Kata kunci : sumberdaya laut, peran serta, ekosistem laut.

Pendahuluan
terumbu karang termasuk sumberdaya alam yang memiliki nilai ekonomi yang tinggi (Marshalet al. 2010). Namun kondisi terumbu karang mulai mengalami berbagai ancaman kerusakan sehingga keadaannya cukup mengkhawatikan salah satu ancamannya berasal dari manusia (Adjeroud et al. 2012), selain ancaman dari manusia keberadaan terumbu karang juga  mengalami tekanan dari alam sebagai dampak dari perubahan iklim (Almany et al. 2009).
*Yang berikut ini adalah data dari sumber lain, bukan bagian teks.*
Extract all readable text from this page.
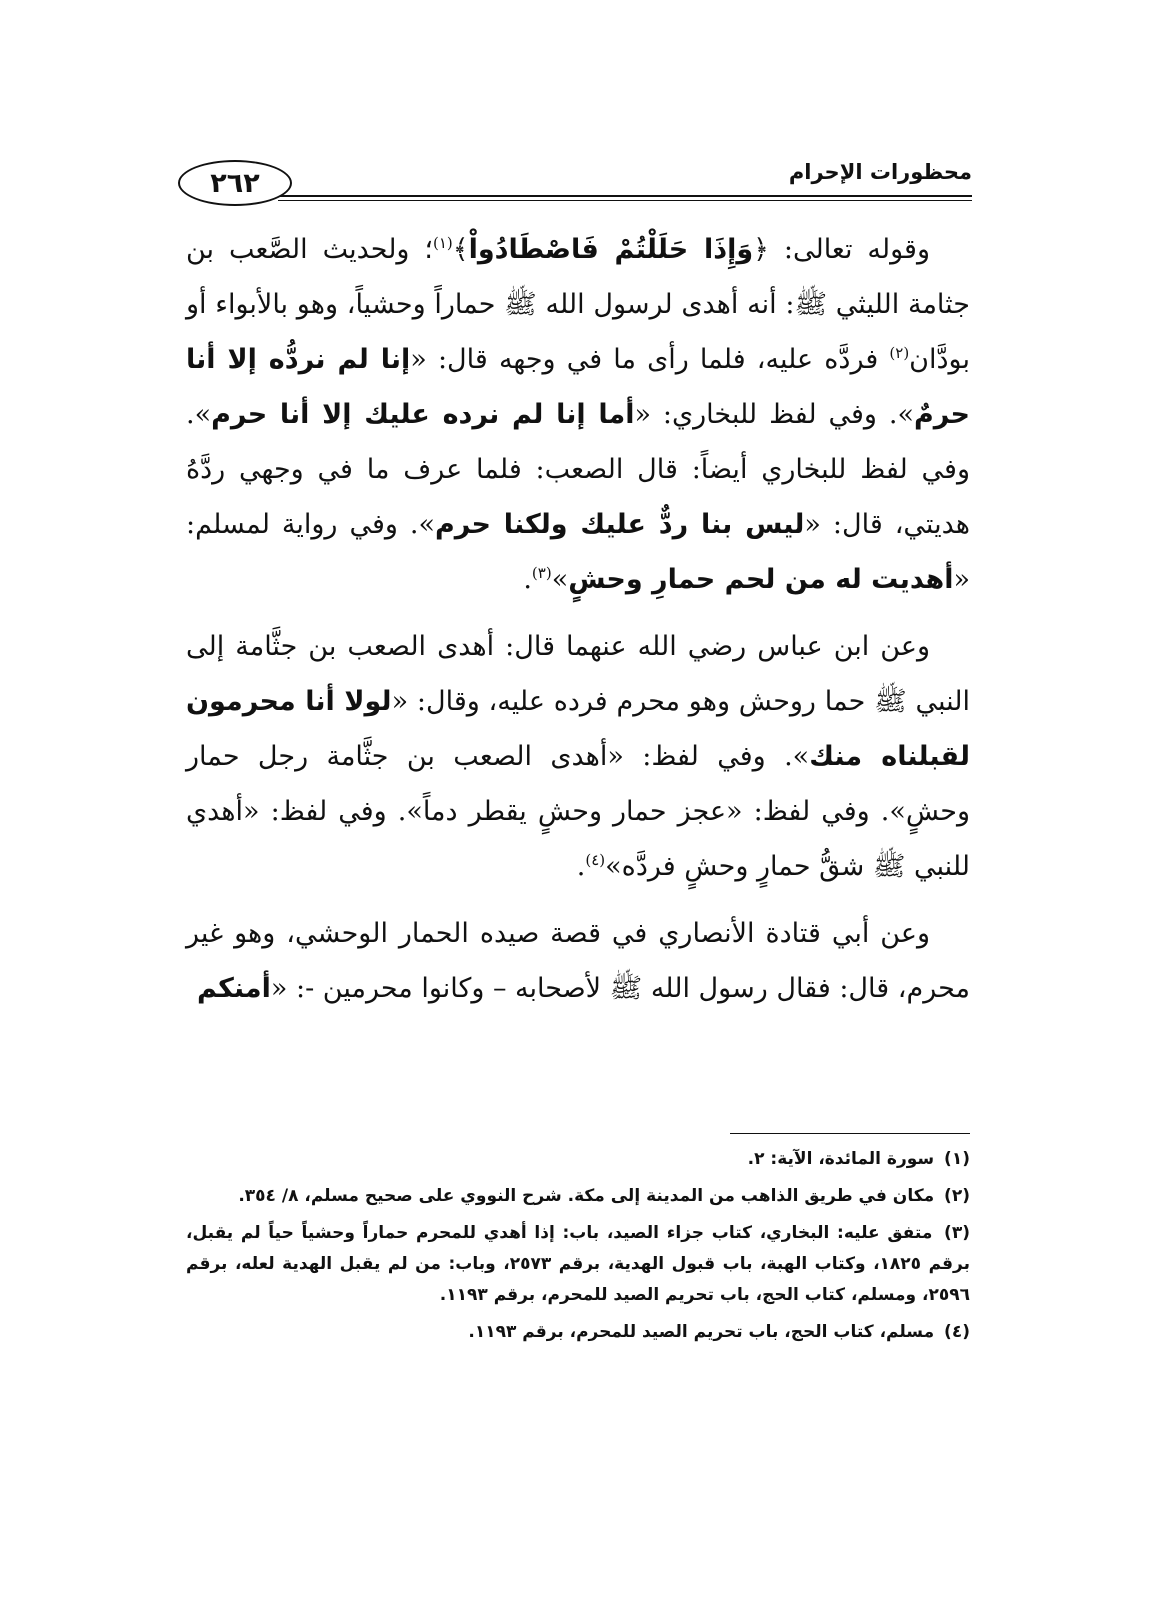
٢٦٢	محظورات الإحرام

وقوله تعالى: ﴿وَإِذَا حَلَلْتُمْ فَاصْطَادُواْ﴾$^{(١)}$؛ ولحديث الصَّعب بن جثامة الليثي ﷺ: أنه أهدى لرسول الله ﷺ حماراً وحشياً، وهو بالأبواء أو بودَّان$^{(٢)}$ فردَّه عليه، فلما رأى ما في وجهه قال: «إنا لم نردُّه إلا أنا حرمٌ». وفي لفظ للبخاري: «أما إنا لم نرده عليك إلا أنا حرم». وفي لفظ للبخاري أيضاً: قال الصعب: فلما عرف ما في وجهي ردَّهُ هديتي، قال: «ليس بنا ردٌّ عليك ولكنا حرم». وفي رواية لمسلم: «أهديت له من لحم حمارِ وحشٍ»$^{(٣)}$.

وعن ابن عباس رضي الله عنهما قال: أهدى الصعب بن جثَّامة إلى النبي ﷺ حما روحش وهو محرم فرده عليه، وقال: «لولا أنا محرمون لقبلناه منك». وفي لفظ: «أهدى الصعب بن جثَّامة رجل حمار وحشٍ». وفي لفظ: «عجز حمار وحشٍ يقطر دماً». وفي لفظ: «أهدي للنبي ﷺ شقُّ حمارٍ وحشٍ فردَّه»$^{(٤)}$.

وعن أبي قتادة الأنصاري في قصة صيده الحمار الوحشي، وهو غير محرم، قال: فقال رسول الله ﷺ لأصحابه – وكانوا محرمين -: «أمنكم

(١) سورة المائدة، الآية: ٢.
(٢) مكان في طريق الذاهب من المدينة إلى مكة. شرح النووي على صحيح مسلم، ٨/ ٣٥٤.
(٣) متفق عليه: البخاري، كتاب جزاء الصيد، باب: إذا أهدي للمحرم حماراً وحشياً حياً لم يقبل، برقم ١٨٢٥، وكتاب الهبة، باب قبول الهدية، برقم ٢٥٧٣، وباب: من لم يقبل الهدية لعله، برقم ٢٥٩٦، ومسلم، كتاب الحج، باب تحريم الصيد للمحرم، برقم ١١٩٣.
(٤) مسلم، كتاب الحج، باب تحريم الصيد للمحرم، برقم ١١٩٣.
Untuk melindungi dan mempertahankan keberadaan terumbu karang yang memiliki banyak potensi tersebut maka perlu dilakukan tindakan konservasi dan pengelolaan potensi terumbu karang agar bisa tetap di pergunakan (Adjeroud et al. 2012 ; Asnawi et al. 2007).
Tujuan dari termpaper ini adalah : 1) Untuk mengkaji manfaat hasil kegiatan konservasi terumbu karang (adjeroud et al.2012), 2) Untuk memepelajari hubungan antara potensi terumbu karang terhadap representasi keanekaragaman hayati di laut (Almany et al. 2010) dan 3) Untuk mempelajari cara pengelolaan terumbu karang sehingga dapat mengoptimalkan potensi dari terumbu karang tanpa merusak terumbu karang ( Christie dan White 2007).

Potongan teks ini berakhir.